Big data plays a significant role in human resources where data aggregated from millions of data points from across the industry can be used to interpret and formulate work policies that are more attuned to what your employees want. There are a number of big data analytics reports published today that analyze the various metrics that businesses must change in order to stay ahead of their competition. But before we get to the part about employee policies, there is one area of human resources where big data is really useful and that is in the area of job costing.
Job costing is the process of tracking all the expenses incurred against a job role and bench-marking it against the revenues earned against it in order to measure the profitability of the role. It is a typically straight-forward accounting task for consulting, sales and marketing type roles where the expenses incurred and revenues earned against them are tangible. This is however not the case for departments considered “cost centers” like human resources, finance or even R&D.

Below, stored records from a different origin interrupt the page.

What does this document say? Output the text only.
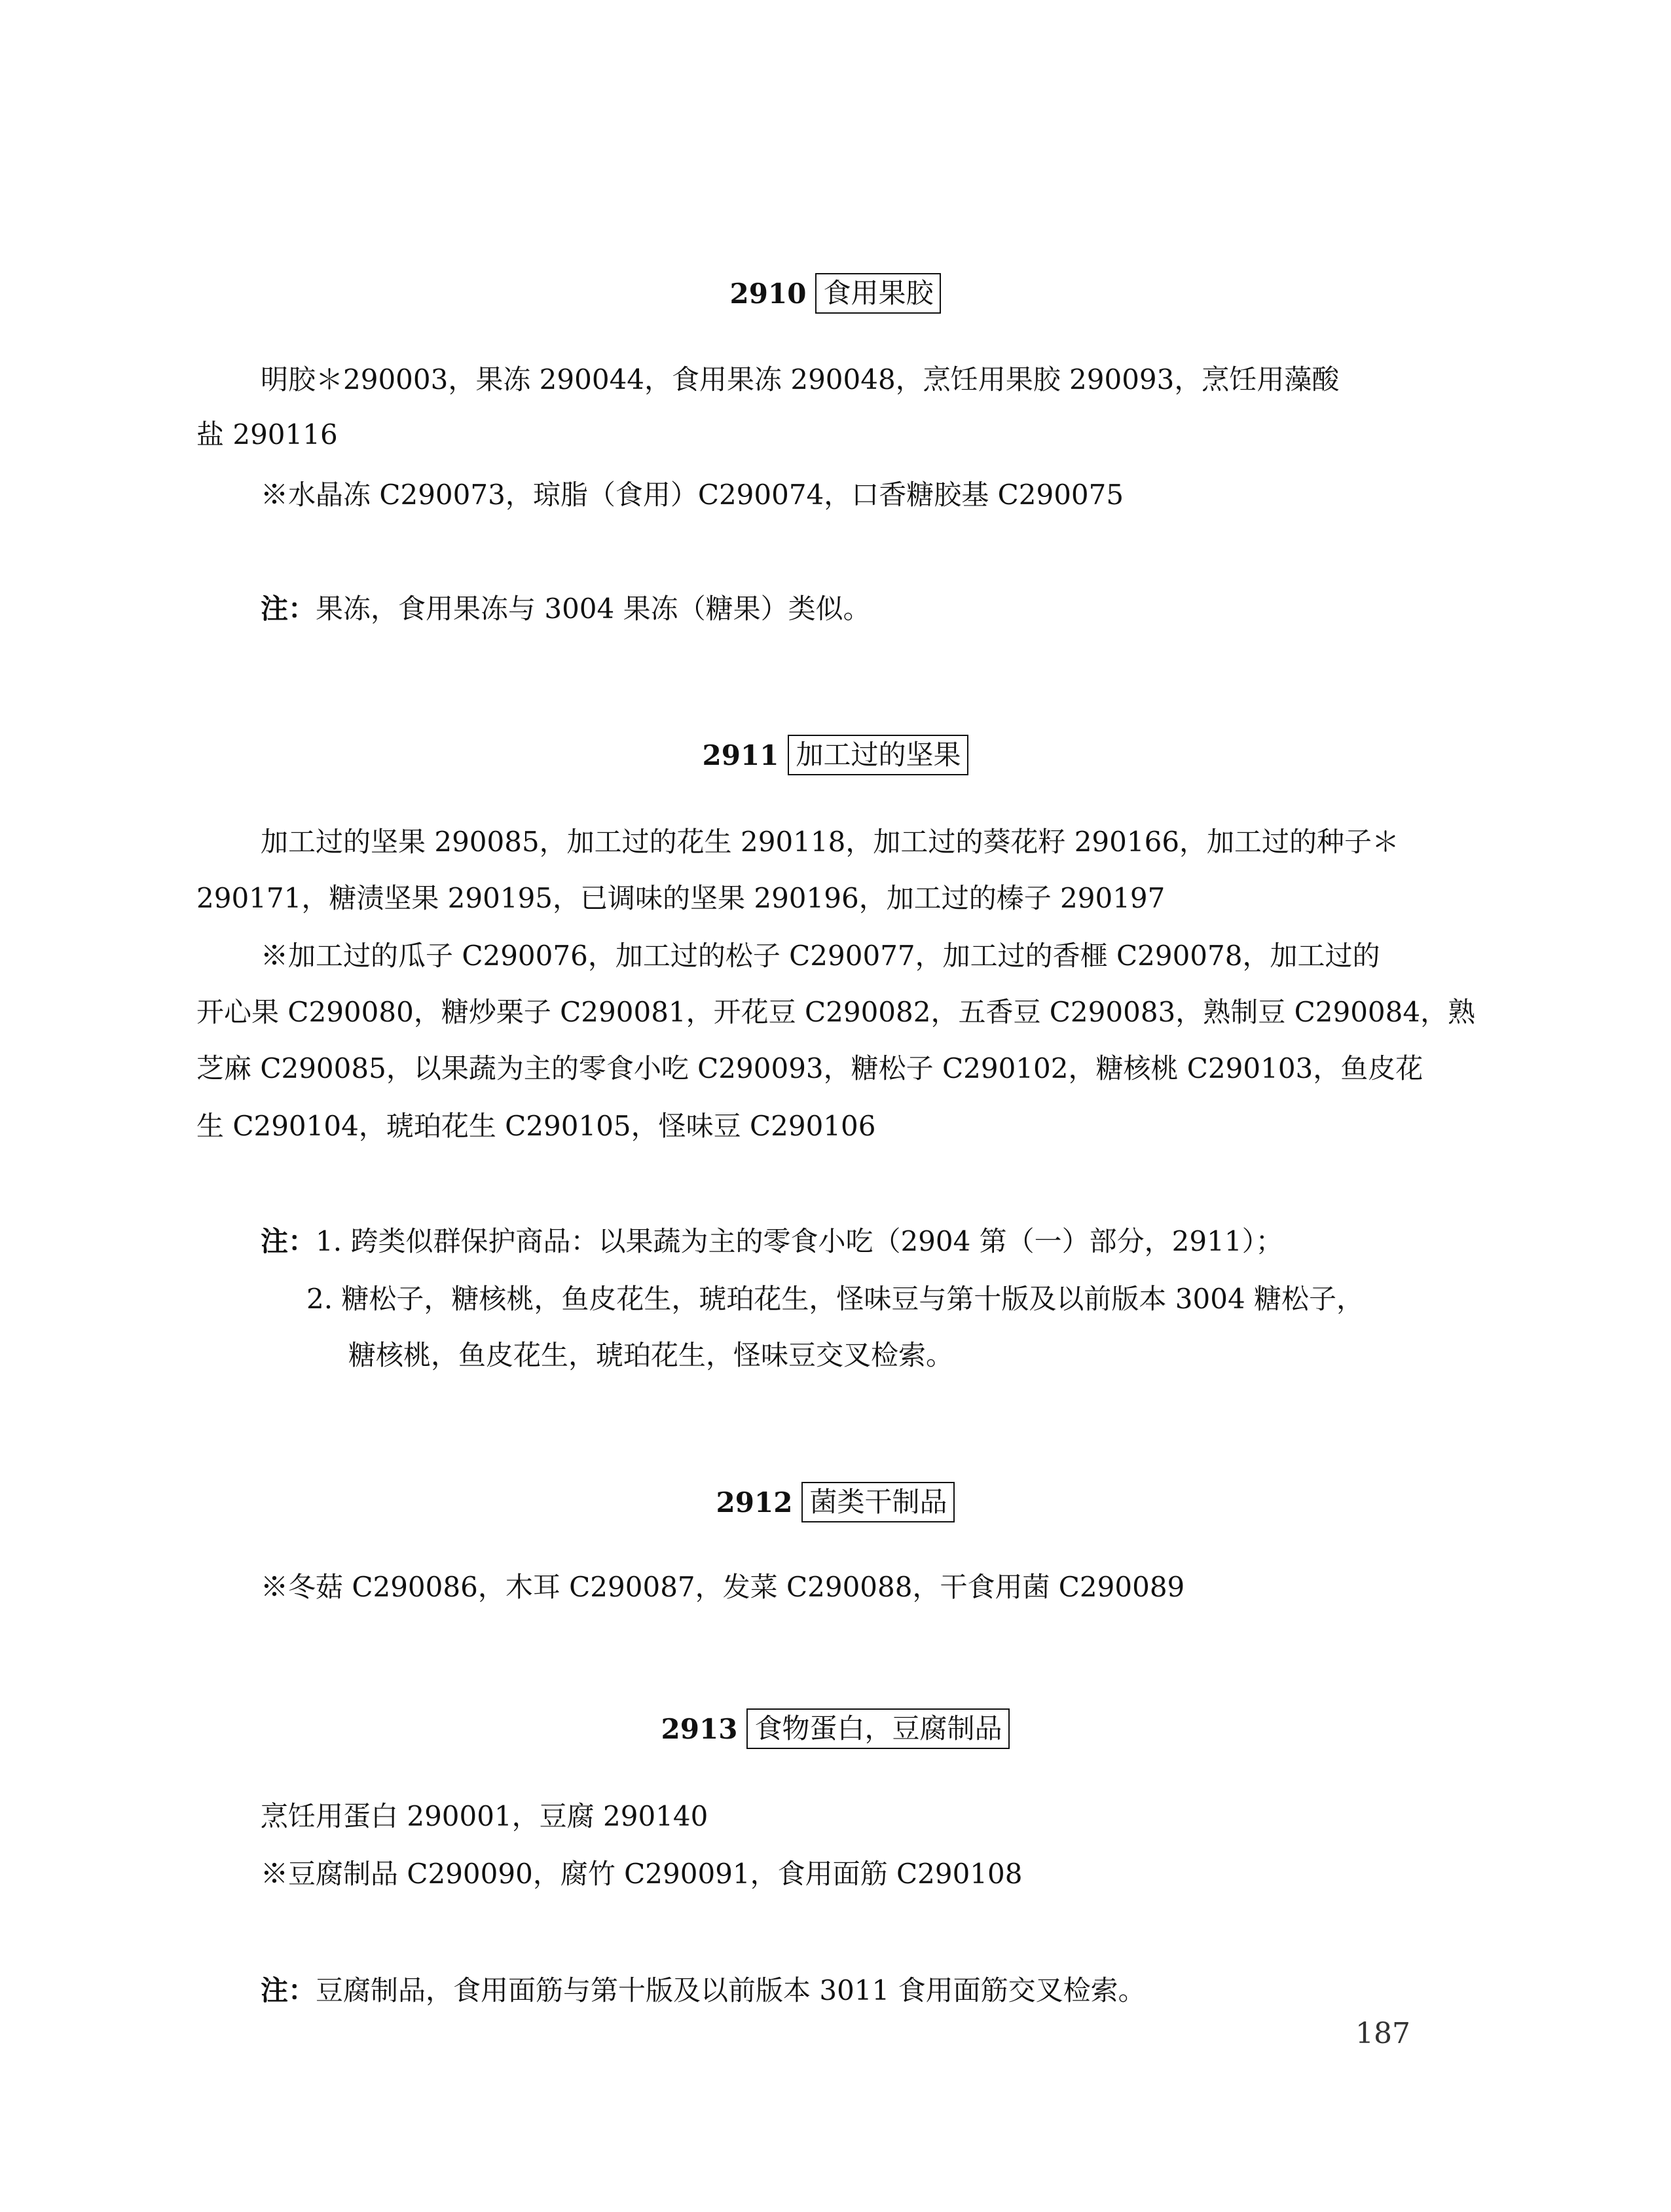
2910 食用果胶
明胶＊290003，果冻 290044，食用果冻 290048，烹饪用果胶 290093，烹饪用藻酸
盐 290116
※水晶冻 C290073，琼脂（食用）C290074，口香糖胶基 C290075
注：果冻，食用果冻与 3004 果冻（糖果）类似。
2911 加工过的坚果
加工过的坚果 290085，加工过的花生 290118，加工过的葵花籽 290166，加工过的种子＊
290171，糖渍坚果 290195，已调味的坚果 290196，加工过的榛子 290197
※加工过的瓜子 C290076，加工过的松子 C290077，加工过的香榧 C290078，加工过的
开心果 C290080，糖炒栗子 C290081，开花豆 C290082，五香豆 C290083，熟制豆 C290084，熟
芝麻 C290085，以果蔬为主的零食小吃 C290093，糖松子 C290102，糖核桃 C290103，鱼皮花
生 C290104，琥珀花生 C290105，怪味豆 C290106
注：1. 跨类似群保护商品：以果蔬为主的零食小吃（2904 第（一）部分，2911）；
2. 糖松子，糖核桃，鱼皮花生，琥珀花生，怪味豆与第十版及以前版本 3004 糖松子，
糖核桃，鱼皮花生，琥珀花生，怪味豆交叉检索。
2912 菌类干制品
※冬菇 C290086，木耳 C290087，发菜 C290088，干食用菌 C290089
2913 食物蛋白，豆腐制品
烹饪用蛋白 290001，豆腐 290140
※豆腐制品 C290090，腐竹 C290091，食用面筋 C290108
注：豆腐制品，食用面筋与第十版及以前版本 3011 食用面筋交叉检索。
187
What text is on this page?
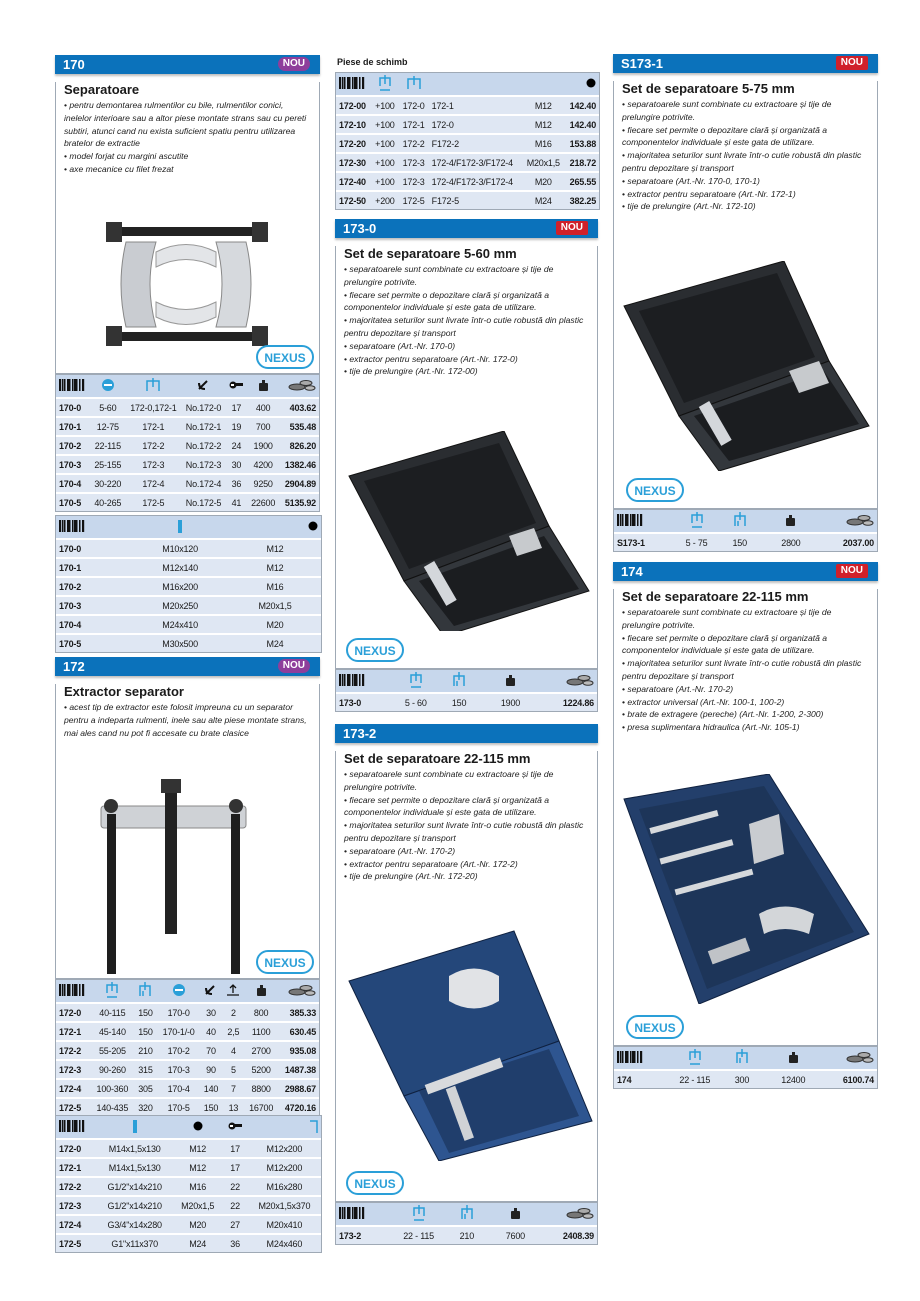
170	NOU
Separatoare
• pentru demontarea rulmentilor cu bile, rulmentilor conici, inelelor interioare sau a altor piese montate strans sau cu pereti subtiri, atunci cand nu exista suficient spatiu pentru utilizarea bratelor de extractie
• model forjat cu margini ascutite
• axe mecanice cu filet frezat
NEXUS

170-0	5-60	172-0,172-1	No.172-0	17	400	403.62
170-1	12-75	172-1	No.172-1	19	700	535.48
170-2	22-115	172-2	No.172-2	24	1900	826.20
170-3	25-155	172-3	No.172-3	30	4200	1382.46
170-4	30-220	172-4	No.172-4	36	9250	2904.89
170-5	40-265	172-5	No.172-5	41	22600	5135.92

170-0	M10x120	M12
170-1	M12x140	M12
170-2	M16x200	M16
170-3	M20x250	M20x1,5
170-4	M24x410	M20
170-5	M30x500	M24
172	NOU
Extractor separator
• acest tip de extractor este folosit impreuna cu un separator pentru a indeparta rulmenti, inele sau alte piese montate strans, mai ales cand nu pot fi accesate cu brate clasice
NEXUS

172-0	40-115	150	170-0	30	2	800	385.33
172-1	45-140	150	170-1/-0	40	2,5	1100	630.45
172-2	55-205	210	170-2	70	4	2700	935.08
172-3	90-260	315	170-3	90	5	5200	1487.38
172-4	100-360	305	170-4	140	7	8800	2988.67
172-5	140-435	320	170-5	150	13	16700	4720.16

172-0	M14x1,5x130	M12	17	M12x200
172-1	M14x1,5x130	M12	17	M12x200
172-2	G1/2"x14x210	M16	22	M16x280
172-3	G1/2"x14x210	M20x1,5	22	M20x1,5x370
172-4	G3/4"x14x280	M20	27	M20x410
172-5	G1"x11x370	M24	36	M24x460
Piese de schimb

172-00	+100	172-0	172-1	M12	142.40
172-10	+100	172-1	172-0	M12	142.40
172-20	+100	172-2	F172-2	M16	153.88
172-30	+100	172-3	172-4/F172-3/F172-4	M20x1,5	218.72
172-40	+100	172-3	172-4/F172-3/F172-4	M20	265.55
172-50	+200	172-5	F172-5	M24	382.25
173-0	NOU
Set de separatoare 5-60 mm
• separatoarele sunt combinate cu extractoare și tije de prelungire potrivite.
• fiecare set permite o depozitare clară și organizată a componentelor individuale și este gata de utilizare.
• majoritatea seturilor sunt livrate într-o cutie robustă din plastic pentru depozitare și transport
• separatoare (Art.-Nr. 170-0)
• extractor pentru separatoare (Art.-Nr. 172-0)
• tije de prelungire (Art.-Nr. 172-00)
NEXUS

173-0	5 - 60	150		1900	1224.86
173-2
Set de separatoare 22-115 mm
• separatoarele sunt combinate cu extractoare și tije de prelungire potrivite.
• fiecare set permite o depozitare clară și organizată a componentelor individuale și este gata de utilizare.
• majoritatea seturilor sunt livrate într-o cutie robustă din plastic pentru depozitare și transport
• separatoare (Art.-Nr. 170-2)
• extractor pentru separatoare (Art.-Nr. 172-2)
• tije de prelungire (Art.-Nr. 172-20)
NEXUS

173-2	22 - 115	210		7600	2408.39
S173-1	NOU
Set de separatoare 5-75 mm
• separatoarele sunt combinate cu extractoare și tije de prelungire potrivite.
• fiecare set permite o depozitare clară și organizată a componentelor individuale și este gata de utilizare.
• majoritatea seturilor sunt livrate într-o cutie robustă din plastic pentru depozitare și transport
• separatoare (Art.-Nr. 170-0, 170-1)
• extractor pentru separatoare (Art.-Nr. 172-1)
• tije de prelungire (Art.-Nr. 172-10)
NEXUS

S173-1	5 - 75	150		2800	2037.00
174	NOU
Set de separatoare 22-115 mm
• separatoarele sunt combinate cu extractoare și tije de prelungire potrivite.
• fiecare set permite o depozitare clară și organizată a componentelor individuale și este gata de utilizare.
• majoritatea seturilor sunt livrate într-o cutie robustă din plastic pentru depozitare și transport
• separatoare (Art.-Nr. 170-2)
• extractor universal (Art.-Nr. 100-1, 100-2)
• brate de extragere (pereche) (Art.-Nr. 1-200, 2-300)
• presa suplimentara hidraulica (Art.-Nr. 105-1)
NEXUS

174	22 - 115	300		12400	6100.74
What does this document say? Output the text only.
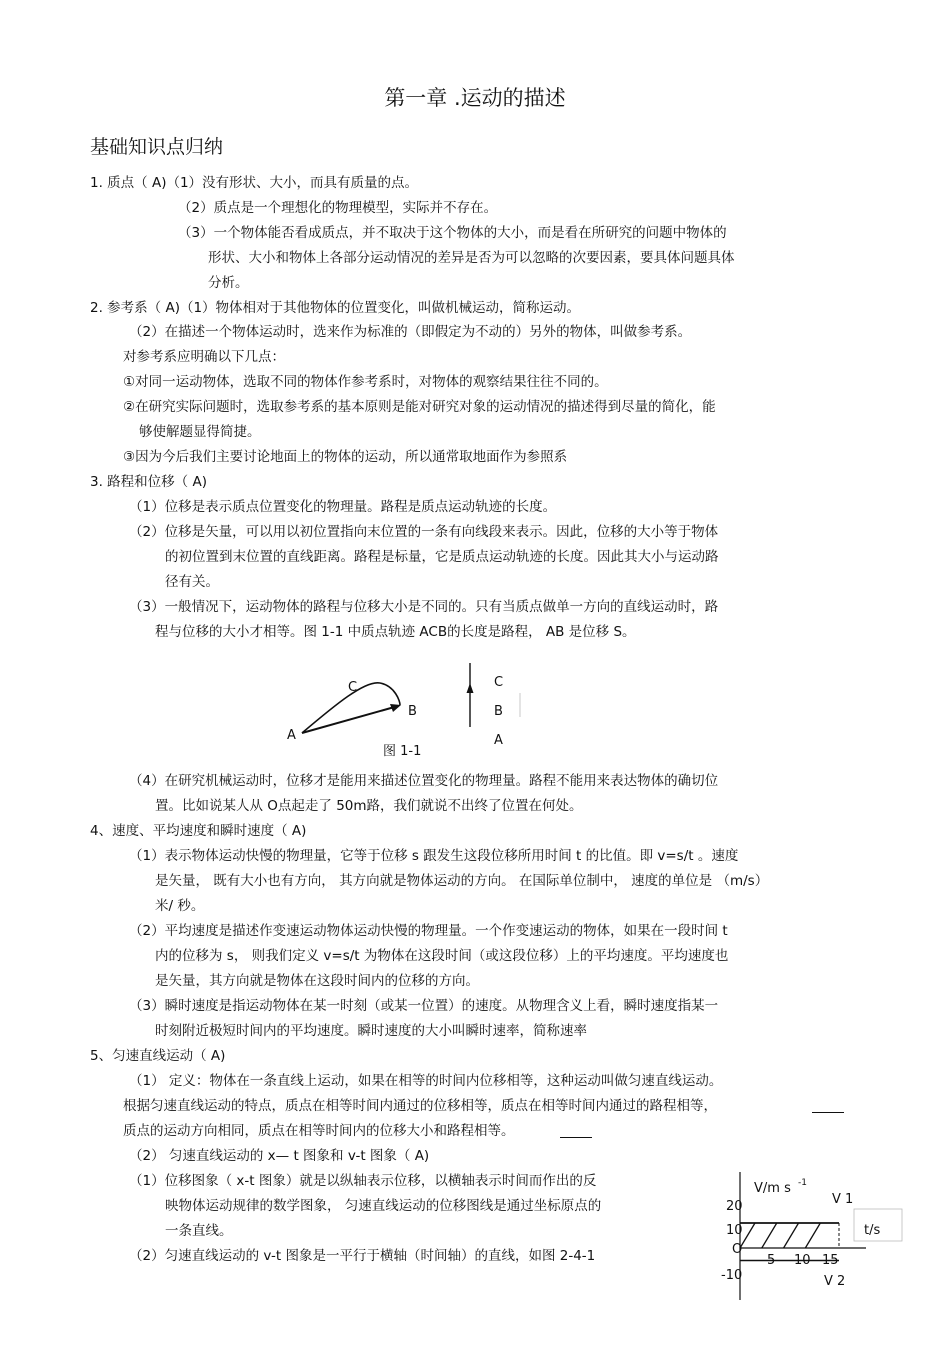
第一章 .运动的描述
基础知识点归纳
1. 质点（ A)（1）没有形状、大小，而具有质量的点。
（2）质点是一个理想化的物理模型，实际并不存在。
（3）一个物体能否看成质点，并不取决于这个物体的大小，而是看在所研究的问题中物体的
形状、大小和物体上各部分运动情况的差异是否为可以忽略的次要因素，要具体问题具体
分析。
2. 参考系（ A)（1）物体相对于其他物体的位置变化，叫做机械运动，简称运动。
（2）在描述一个物体运动时，选来作为标准的（即假定为不动的）另外的物体，叫做参考系。
对参考系应明确以下几点：
①对同一运动物体，选取不同的物体作参考系时，对物体的观察结果往往不同的。
②在研究实际问题时，选取参考系的基本原则是能对研究对象的运动情况的描述得到尽量的简化，能
够使解题显得简捷。
③因为今后我们主要讨论地面上的物体的运动，所以通常取地面作为参照系
3. 路程和位移（ A)
（1）位移是表示质点位置变化的物理量。路程是质点运动轨迹的长度。
（2）位移是矢量，可以用以初位置指向末位置的一条有向线段来表示。因此，位移的大小等于物体
的初位置到末位置的直线距离。路程是标量，它是质点运动轨迹的长度。因此其大小与运动路
径有关。
（3）一般情况下，运动物体的路程与位移大小是不同的。只有当质点做单一方向的直线运动时，路
程与位移的大小才相等。图 1-1 中质点轨迹 ACB的长度是路程， AB 是位移 S。
A
B
C	C
B
A
图 1-1
（4）在研究机械运动时，位移才是能用来描述位置变化的物理量。路程不能用来表达物体的确切位
置。比如说某人从 O点起走了 50m路，我们就说不出终了位置在何处。
4、速度、平均速度和瞬时速度（ A)
（1）表示物体运动快慢的物理量，它等于位移 s 跟发生这段位移所用时间 t 的比值。即 v=s/t 。速度
是矢量， 既有大小也有方向， 其方向就是物体运动的方向。 在国际单位制中， 速度的单位是 （m/s）
米/ 秒。
（2）平均速度是描述作变速运动物体运动快慢的物理量。一个作变速运动的物体，如果在一段时间 t
内的位移为 s， 则我们定义 v=s/t 为物体在这段时间（或这段位移）上的平均速度。平均速度也
是矢量，其方向就是物体在这段时间内的位移的方向。
（3）瞬时速度是指运动物体在某一时刻（或某一位置）的速度。从物理含义上看，瞬时速度指某一
时刻附近极短时间内的平均速度。瞬时速度的大小叫瞬时速率，简称速率
5、匀速直线运动（ A)
（1） 定义：物体在一条直线上运动，如果在相等的时间内位移相等，这种运动叫做匀速直线运动。
根据匀速直线运动的特点，质点在相等时间内通过的位移相等，质点在相等时间内通过的路程相等，
质点的运动方向相同，质点在相等时间内的位移大小和路程相等。
（2） 匀速直线运动的 x— t 图象和 v-t 图象（ A)
（1）位移图象（ x-t 图象）就是以纵轴表示位移，以横轴表示时间而作出的反
映物体运动规律的数学图象， 匀速直线运动的位移图线是通过坐标原点的
一条直线。
（2）匀速直线运动的 v-t 图象是一平行于横轴（时间轴）的直线，如图 2-4-1
V/m s -1
t/s
V 1
V 2
20
10
O
-10
5 10 15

Because of the complexity in determining the expenses and, more importantly, the revenues against cost center roles, job costing has traditionally not been used for such job roles. Instead, job costing has often been attempted at a holistic level across an organization with the help of total revenues and human resource overheads. This is however a vanity metric and does nothing to address the inefficiencies of specific job roles within a specific department in an organization. Does having a dedicated account manager for each client really improve customer satisfaction to such an extent that it enhances their life-cycle and thus revenues? As a business owner, it is difficult to answer such questions with a credible answer using the tools and models available at hand today.
However, with big data, it is now possible to look at millions of data points within an organization and across an industry vertical to identify the costs associated with a job role and subsequently measure the costs and revenues associated with it. Each business is unique and has a different composition of product managers, marketers, human resource managers and IT developers. But by aggregating all these millions of data points from across different companies and bench-marking them against revenues, it is possible to extract meaningful information about the profitability of specific work roles in an organization. Using big data, it is quite possible to answer really specific questions like whether having an accountant, as against using an online software alternative, is profitable. It is also possible to compare the overheads and revenues associated with these job roles to identify the number of positions to hire in order to make the role profitable for business.
This can have a terrific impact in the way various industries function. For instance, contractors in the Construction marketplace use data-driven job costing tools to not only measure the profitability of the various job roles, but can also identify roles that can be outsourced to cheaper economies without impacting the revenue equation. According to a research published by the Harvard Business Review, businesses that used data to benchmark job costing were five percent more productive and six percent more profitable than those that did not use such technology.
The challenge today however lies in the lack of credible data from across multiple industries that can be used in such big data analysis. This could change if large accounting and bookkeeping tools of today that is used by millions of businesses across the world could provide a way for users to aggregate anonymized data from different businesses to help extract meaningful job costing information to use. That’s a business opportunity waiting to be tapped.